2. Bleeding: Most patients develop bleeding with a platelet count of less than 10-20 x 109/L.
A hospital transfusion policy should be in place to prevent management bleeding episodes.
3. Mucositis and Nutrition: High dose chemotherapy with or without total body irradiation leads to grade III or IV mucositis in over half of the patients undergoing transplantation. Supportive care in the form of enteral or parenteral nutrition and pain relief by the use of opioids should be considered.
4. Dyselectrolytemia: Hypokalemia, hypocalcemia, and hypomagnesemia are common causes of dyselectrolytemia in the transplant setting. These abnormalities need to be aggressively corrected.
5.Engraftment syndrome: Is defined as fever of a non-infectious origin, which develops when white cell count increases post transplant. Classical features include fever >38.30 C, skin rash, non cardiogenic pulmonary edema or hypoxia, or a sudden increase in CRP values >20mg/dL. Treatment includes stopping G-CSF and administration of a short course of steroids.
6.Sinusoidal Obstruction Syndrome (SOS) or Veno-occlusive disease (VOD): SOS is characterized by jaundice, fluid retention, and tender hepatomegaly appearing in the first 35-40 days after HCT. Treatment includes liberal use of diuretics, restriction of fluids and defibrotide.
7. Acute Graft vs Host Disease (aGvHD): This is the most dreaded complication of allogeneic transplantation. It is characterized by damage to skin, liver, or gut leading to skin rash, jaundice, or diarrhea. The initial classification by Glucksberg et was later modified by Przepiorka et al. Early intervention with the use of corticosteroids leads to the resolution of signs and symptoms in approximately 50% of patients. Institutional policy to treat steroid refractory GvHD should be in place.

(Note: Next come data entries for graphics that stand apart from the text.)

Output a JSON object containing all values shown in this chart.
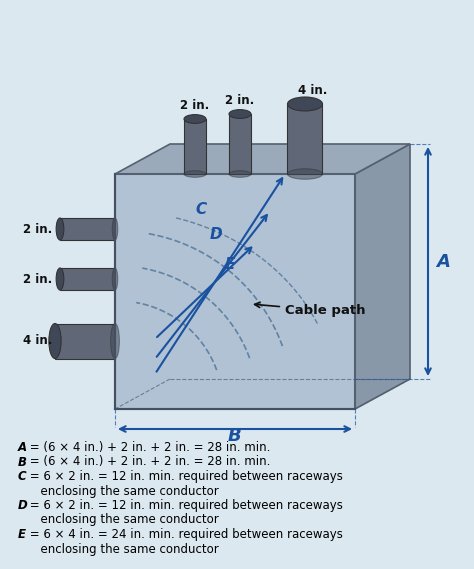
{
  "bg_color": "#dce8f0",
  "box_bg": "#b8c8d8",
  "box_face_color": "#c8d8e8",
  "box_top_color": "#a8b8c8",
  "box_right_color": "#98a8b8",
  "pipe_color": "#606878",
  "pipe_dark": "#404858",
  "arrow_color": "#1a52a0",
  "dim_color": "#1a52a0",
  "text_color": "#000000",
  "label_color": "#1a52a0",
  "title_text": "",
  "formula_lines": [
    "A = (6 × 4 in.) + 2 in. + 2 in. = 28 in. min.",
    "B = (6 × 4 in.) + 2 in. + 2 in. = 28 in. min.",
    "C = 6 × 2 in. = 12 in. min. required between raceways",
    "      enclosing the same conductor",
    "D = 6 × 2 in. = 12 in. min. required between raceways",
    "      enclosing the same conductor",
    "E = 6 × 4 in. = 24 in. min. required between raceways",
    "      enclosing the same conductor"
  ],
  "top_pipe_labels": [
    "2 in.",
    "2 in.",
    "4 in."
  ],
  "left_pipe_labels": [
    "2 in.",
    "2 in.",
    "4 in."
  ],
  "cable_path_label": "Cable path",
  "dim_A_label": "A",
  "dim_B_label": "B"
}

8.Graft Failure: is an infrequent but often fatal complication of HCT seen in <5% of autologous, matched related and unrelated donor transplants. The incidence increases to 10% or more in haploidentical and CB transplantation, and its etiology is multifactorial. The key is to take preventive measures following the early identification of risk factors.
9.Hemorrhagic cystitis (HC): Post-transplant can be categorized according to the time of occurrence as early or late-onset. Early onset typically occurs within 48 hours of completion of
chemotherapy and is due to the direct toxic effect of drug metabolites and radiotherapy on bladder mucosa. Late-onset HC usually starts after neutrophil engraftment and can occur several months post HCT. This is generally due to the reactivation of BK or adenovirus. Clinical diagnosis is based on the presence of signs and symptoms of cystitis. Supportive treatment includes maintaining adequate hydration, and bladder irrigation may be required in severe cases. Cidofovir may be useful in some patients with BK and adenoviral hemorrhagic cystitis, although the efficacy is uncertain.
10. CMV reactivation: With the growing number of alternative donor transplants and shift of emphasis from myeloablative to immuneablative strategies, post transplant CMV reactivation has emerged as an important complication. The intent of the physician should always be to treat CMV reactivation and prevent progression to CMV disease. The drug of choice for management of CMV reactivation is ganciclovir/valganciclovir, however if the In ganciclovir non-responsive cases, foscarnet or cidofovir can be used as add on therapy as per institutional protocols.